Bacon had published eleven plays anonymously, when it became imperatively necessary for him to find some man who could be purchased to run the risk, which was by no means inconsiderable, of being supposed to be the author of these plays which included "Richard II."; the historical play which so excited the ire of Queen Elizabeth.
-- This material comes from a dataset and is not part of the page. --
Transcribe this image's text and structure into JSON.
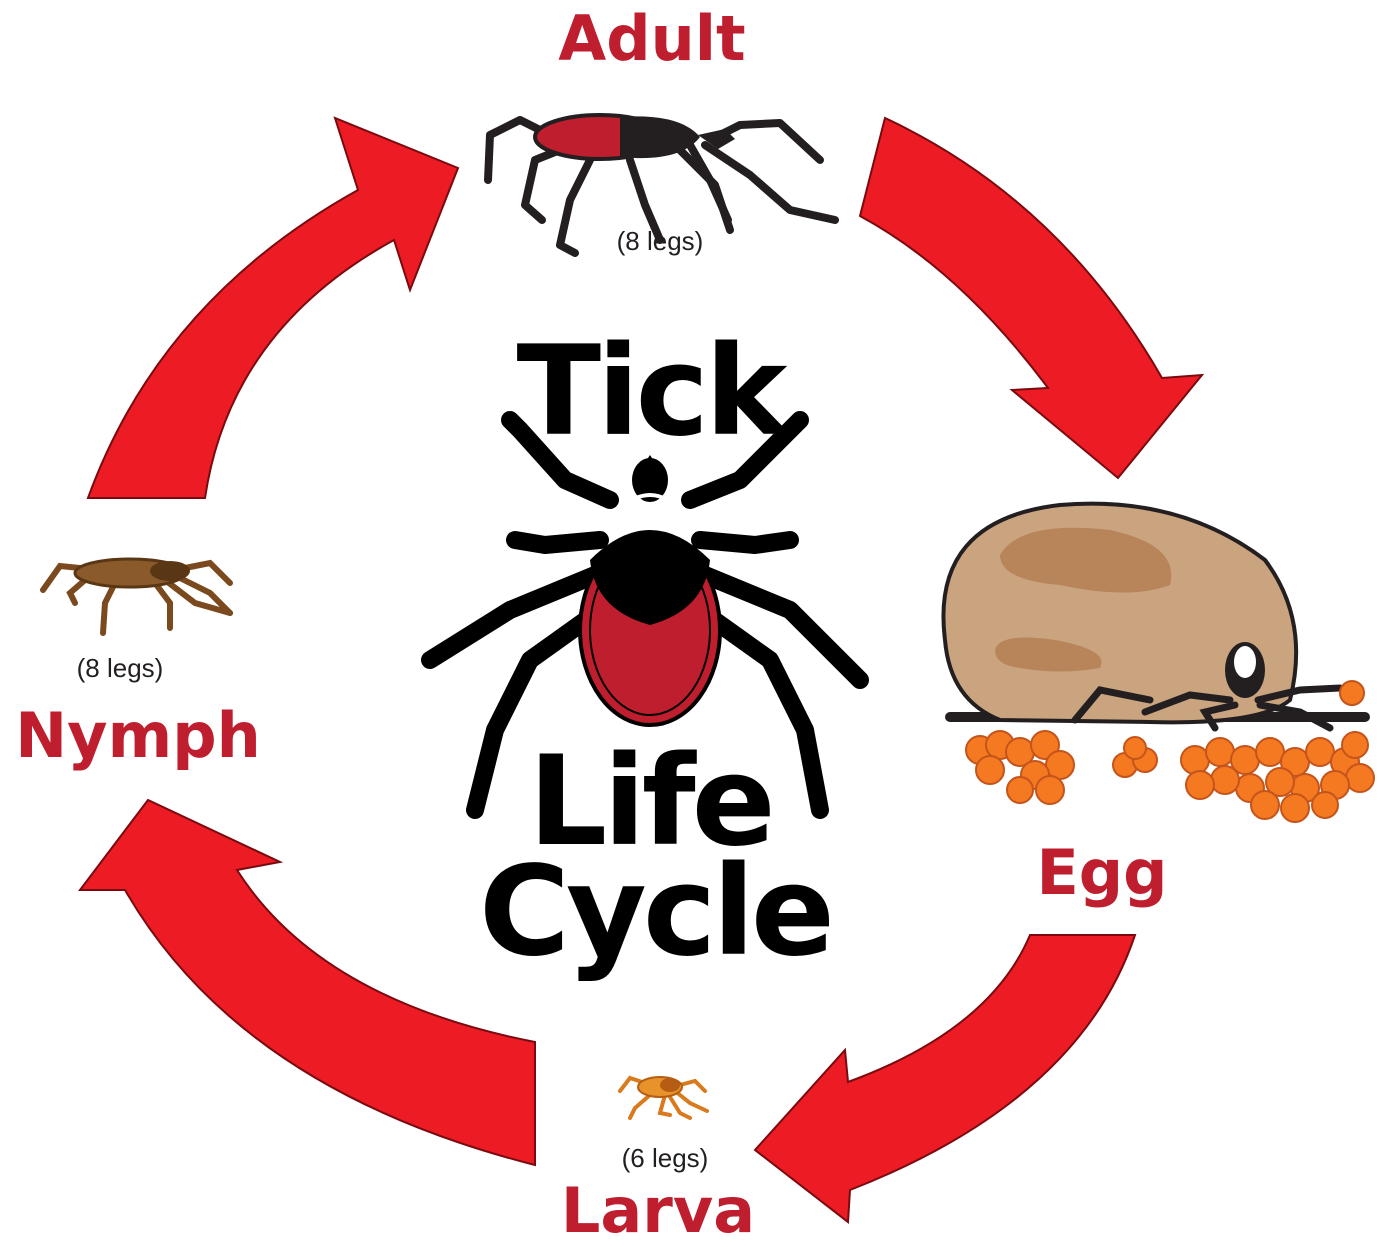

Bacon, as we have already pointed out, succeeded in discovering a man who had little, if any, repute as an actor, but who bore a name which was called Shaxpur or Shackspere, which could be twisted into something that might be supposed to be the original of Bacon's pen name of Shake-Speare.

When in 1597 through the medium of powerful friends, by means of the bribe of a large sum of money, the gift of New Place, and the promise of a coat of arms, this man had been secured, he was at once sent away from London to the then remote village of Stratford-on-Avon, where scarcely a score of people could read, and none were likely to connect the name of their countryman, who they knew could neither read nor write and whom they called Shak or Shackspur, with "William Shakespeare" the author of plays the very names of which were absolutely unknown to any of them.

Bacon, when Shackspur had been finally secured in 1597, brought out in the following year 1598 "Loues Labor's lost" with the imprint "newly corrected and augmented by W. Shakespere," and immediately he also brought out under the name of Francis Meres "Wits Treasury," containing the statement that eleven other plays, including "Richard II.," were also by this same Shakespeare who had written the poems of "Venus and Adonis" and "Lucrece."

Francis Meres says: "As the soule of Euphorbus was thought to live in Pythagoras so the sweete wittie soule of Ovid lives in mellifluous and honytongued Shakespeare, witnes his 'Venus and Adonis,' his 'Lucrece,' his sugred Sonnets among his private friends."

The Sonnets were not printed, so far as is known, before 1609, and they as has been shown in Chapter 8 repeat the story of Bacon's authorship of the plays.

Bacon in 1598, as we have stated in previous pages, fully intended that at some future period posterity should do him justice.

Among his last recorded words are those in which he commends his name and fame to posterity, "after many years had past." Accordingly we find, as we should expect to find, that when he put Shakespeare's name to "Loues Labor's lost" (the first play to bear that name) Bacon took especial pains to secure that at some future date he should be recognised as the real author. Does he not clearly reveal this to us by the wonderful words with which the play of "Loues Labor's lost" opens?

"Let Fame, that all hunt after in their lyues,
Liue registred vpon our brazen Tombes,
And then grace vs, in the disgrace of death:
When spight of cormorant deuouring Time,
Thendeuour of this present breath may buy:
That honour which shall bate his sythes keene edge,
And make us heires of all eternitie."

Bacon intended that "Spight of cormorant devouring Time" ... honour.... should make [him] heir of all eternitie.